Pour l’heure, les croyants se vêtent à la hâte de l’al rasta, le vêtement blanc traditionnel de la cérémonie baptismale, composé d’une longue chemise, d’un pantalon, d’une ceinture de laine, d’un turban et d’un foulard torsadé qui symbolise l’équité entre tous. Une fois habillés, les dévots semblent tout droit sortis d’un tableau biblique décoloré. Nous nous installons à l’ombre, sur des chaises blanches en plastique tandis que dans l’air, les effluves d’encens se dissipent pour purifier les corps et les esprits. D’un coup, le silence se fait. Le chef religieux, le tarmida Nethan Kremdi al-Sabbahi, arrivé spécialement d’Irak pour conduire la liturgie, ouvre le Ginza Rabba («Le trésor», parfois appelé «Le livre d'Adam»), l'oeuvre majeure de la religion mandéenne écrite entre le VIIe et le VIIIe siècle en araméen. Dans ce dialecte, qui serait celui parlé par le Christ, «manda» signifie «la connaissance». Avec sa barbe argentée ondulée, son turban noué et son ouvrage abîmé, le charismatique homme de Dieu ressemble à la représentation imagée d’Abraham.
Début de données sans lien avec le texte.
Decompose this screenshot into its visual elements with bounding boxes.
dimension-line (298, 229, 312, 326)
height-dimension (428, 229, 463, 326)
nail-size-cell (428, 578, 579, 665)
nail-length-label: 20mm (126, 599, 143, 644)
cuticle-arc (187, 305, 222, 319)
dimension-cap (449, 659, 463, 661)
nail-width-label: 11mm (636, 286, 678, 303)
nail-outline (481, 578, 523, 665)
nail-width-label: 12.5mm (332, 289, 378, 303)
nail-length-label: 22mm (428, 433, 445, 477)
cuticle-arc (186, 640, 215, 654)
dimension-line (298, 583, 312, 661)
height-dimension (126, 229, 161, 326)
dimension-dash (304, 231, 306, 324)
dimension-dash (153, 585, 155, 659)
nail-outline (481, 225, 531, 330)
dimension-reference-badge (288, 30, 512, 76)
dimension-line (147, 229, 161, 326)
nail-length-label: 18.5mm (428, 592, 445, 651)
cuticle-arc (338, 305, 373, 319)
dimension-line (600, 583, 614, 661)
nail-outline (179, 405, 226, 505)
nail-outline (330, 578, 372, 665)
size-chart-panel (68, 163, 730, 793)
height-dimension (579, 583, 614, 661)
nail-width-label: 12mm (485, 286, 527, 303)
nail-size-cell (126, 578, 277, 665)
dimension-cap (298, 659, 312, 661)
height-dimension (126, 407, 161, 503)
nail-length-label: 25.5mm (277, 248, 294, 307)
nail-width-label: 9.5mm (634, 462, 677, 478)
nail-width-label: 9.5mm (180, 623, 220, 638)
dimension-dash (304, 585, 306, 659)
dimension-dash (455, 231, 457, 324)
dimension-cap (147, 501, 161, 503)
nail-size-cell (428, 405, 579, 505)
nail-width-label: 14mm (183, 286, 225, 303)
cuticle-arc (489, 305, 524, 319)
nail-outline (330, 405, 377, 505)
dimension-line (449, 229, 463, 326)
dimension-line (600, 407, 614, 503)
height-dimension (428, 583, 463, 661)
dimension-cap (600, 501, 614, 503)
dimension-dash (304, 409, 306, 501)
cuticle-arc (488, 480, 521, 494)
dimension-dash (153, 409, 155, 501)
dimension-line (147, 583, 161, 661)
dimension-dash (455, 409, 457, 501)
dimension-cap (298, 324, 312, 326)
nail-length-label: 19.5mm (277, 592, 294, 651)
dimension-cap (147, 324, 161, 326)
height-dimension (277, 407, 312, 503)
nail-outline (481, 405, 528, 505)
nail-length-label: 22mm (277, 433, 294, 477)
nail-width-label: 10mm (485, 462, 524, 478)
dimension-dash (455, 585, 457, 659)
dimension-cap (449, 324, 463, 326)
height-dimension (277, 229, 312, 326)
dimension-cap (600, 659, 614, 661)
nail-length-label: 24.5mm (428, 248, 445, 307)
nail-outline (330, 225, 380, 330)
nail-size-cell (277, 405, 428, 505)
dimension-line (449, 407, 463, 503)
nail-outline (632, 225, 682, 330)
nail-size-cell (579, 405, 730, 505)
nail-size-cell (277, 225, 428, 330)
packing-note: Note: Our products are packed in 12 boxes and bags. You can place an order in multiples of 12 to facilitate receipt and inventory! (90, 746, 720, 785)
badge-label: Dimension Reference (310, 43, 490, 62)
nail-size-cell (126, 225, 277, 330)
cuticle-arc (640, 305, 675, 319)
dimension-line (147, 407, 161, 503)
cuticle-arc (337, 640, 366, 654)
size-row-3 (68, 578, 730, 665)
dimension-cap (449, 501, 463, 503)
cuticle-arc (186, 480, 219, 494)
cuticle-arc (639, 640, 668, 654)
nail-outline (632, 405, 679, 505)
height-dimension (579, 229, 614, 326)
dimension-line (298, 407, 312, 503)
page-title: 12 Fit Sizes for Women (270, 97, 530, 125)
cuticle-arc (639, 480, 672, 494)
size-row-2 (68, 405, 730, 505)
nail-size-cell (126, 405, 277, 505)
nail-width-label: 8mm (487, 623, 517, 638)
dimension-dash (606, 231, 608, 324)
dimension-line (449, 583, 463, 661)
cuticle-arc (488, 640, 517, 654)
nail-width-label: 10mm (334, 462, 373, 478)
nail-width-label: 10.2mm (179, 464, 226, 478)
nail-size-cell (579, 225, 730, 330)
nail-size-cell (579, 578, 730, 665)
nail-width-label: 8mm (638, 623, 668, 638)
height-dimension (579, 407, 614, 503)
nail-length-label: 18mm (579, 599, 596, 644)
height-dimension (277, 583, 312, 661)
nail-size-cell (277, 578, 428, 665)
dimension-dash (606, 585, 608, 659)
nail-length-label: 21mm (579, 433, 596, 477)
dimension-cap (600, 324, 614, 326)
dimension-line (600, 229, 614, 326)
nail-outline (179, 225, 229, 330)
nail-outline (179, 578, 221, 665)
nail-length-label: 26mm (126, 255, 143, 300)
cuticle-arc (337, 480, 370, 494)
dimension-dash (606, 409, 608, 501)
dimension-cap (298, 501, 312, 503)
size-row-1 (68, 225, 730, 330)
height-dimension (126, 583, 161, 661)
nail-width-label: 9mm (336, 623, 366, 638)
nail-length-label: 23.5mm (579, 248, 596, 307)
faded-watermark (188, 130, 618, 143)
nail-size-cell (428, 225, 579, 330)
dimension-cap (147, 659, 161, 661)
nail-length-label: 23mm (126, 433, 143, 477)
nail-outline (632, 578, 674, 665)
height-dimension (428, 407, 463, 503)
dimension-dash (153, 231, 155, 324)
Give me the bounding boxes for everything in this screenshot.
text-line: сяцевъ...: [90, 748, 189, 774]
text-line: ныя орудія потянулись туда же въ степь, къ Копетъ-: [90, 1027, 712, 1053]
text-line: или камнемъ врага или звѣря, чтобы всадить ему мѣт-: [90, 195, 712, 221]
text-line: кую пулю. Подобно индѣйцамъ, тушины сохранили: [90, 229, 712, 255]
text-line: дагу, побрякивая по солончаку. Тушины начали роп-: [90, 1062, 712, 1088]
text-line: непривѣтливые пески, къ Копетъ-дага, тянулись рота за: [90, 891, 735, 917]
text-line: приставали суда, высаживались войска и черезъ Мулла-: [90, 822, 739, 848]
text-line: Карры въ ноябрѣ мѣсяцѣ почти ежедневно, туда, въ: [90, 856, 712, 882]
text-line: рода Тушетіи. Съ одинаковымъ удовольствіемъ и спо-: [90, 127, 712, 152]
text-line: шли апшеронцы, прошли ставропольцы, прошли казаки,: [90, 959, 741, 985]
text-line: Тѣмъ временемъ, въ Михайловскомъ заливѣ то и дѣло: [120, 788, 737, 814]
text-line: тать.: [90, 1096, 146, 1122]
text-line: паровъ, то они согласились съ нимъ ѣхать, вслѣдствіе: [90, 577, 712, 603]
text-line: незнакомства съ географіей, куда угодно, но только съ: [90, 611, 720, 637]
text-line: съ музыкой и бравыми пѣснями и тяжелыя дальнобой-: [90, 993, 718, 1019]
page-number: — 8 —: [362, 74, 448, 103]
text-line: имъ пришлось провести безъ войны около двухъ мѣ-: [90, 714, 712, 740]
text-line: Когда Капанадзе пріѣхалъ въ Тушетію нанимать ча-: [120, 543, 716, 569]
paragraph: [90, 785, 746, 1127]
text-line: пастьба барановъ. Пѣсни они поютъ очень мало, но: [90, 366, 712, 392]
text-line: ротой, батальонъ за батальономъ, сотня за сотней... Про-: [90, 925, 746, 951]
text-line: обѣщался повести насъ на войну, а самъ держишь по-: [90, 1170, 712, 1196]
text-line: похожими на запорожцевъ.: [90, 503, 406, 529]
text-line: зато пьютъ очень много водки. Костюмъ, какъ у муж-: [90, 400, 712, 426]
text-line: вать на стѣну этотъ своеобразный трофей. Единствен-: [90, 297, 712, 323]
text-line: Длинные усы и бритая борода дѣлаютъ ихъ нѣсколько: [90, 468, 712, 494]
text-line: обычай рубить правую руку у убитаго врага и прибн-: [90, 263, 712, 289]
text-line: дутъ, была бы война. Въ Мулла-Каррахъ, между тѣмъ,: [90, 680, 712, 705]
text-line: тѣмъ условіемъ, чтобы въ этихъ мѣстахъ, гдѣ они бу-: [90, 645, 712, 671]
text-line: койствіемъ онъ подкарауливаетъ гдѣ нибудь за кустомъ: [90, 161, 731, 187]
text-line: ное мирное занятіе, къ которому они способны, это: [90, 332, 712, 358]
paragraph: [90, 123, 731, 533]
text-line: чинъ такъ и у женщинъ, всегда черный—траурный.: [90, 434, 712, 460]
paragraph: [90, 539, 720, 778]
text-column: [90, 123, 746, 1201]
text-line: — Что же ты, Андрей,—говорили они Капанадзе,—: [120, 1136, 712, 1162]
Mimant ses paroles, les fidèles récitent à trois reprises une prière, bras tendus vers le ciel, bagues en feuilles de myrte tressées autour du doigt. Un bâton de bois en guise de sceptre à la main, le vieil homme pénètre dans le bassin stagnant, accueillant les prétendants au baptême, les uns après les autres. Kasim al-Sabti* est l'un des premiers à être béni. Pieds nus, le timoré quadragénaire s’aventure entre les roseaux et autres plantes aquatiques. Le patriarche débonnaire lui tend la main et l'accueille en riant. Avec son air farceur, il transforme la solennité de l'événement en légèreté. Le baptisé au regard cendré, lui, semble concentré. Les extrémités de son foulard caressent la mare tiède. Le rituel est immuable: le tarmida lui asperge d’abord le visage, le maintient immergé quelques secondes avant de lui donner à boire directement dans sa main. Chacun de ces gestes est répété à trois reprises. Puis, l’homme au sceptre lui enlève la bague en feuilles de myrte du doigt et la glisse sous sa coiffe, le bénit et l’invite à rejoindre la rive d’une vigoureuse tape sur l’épaule.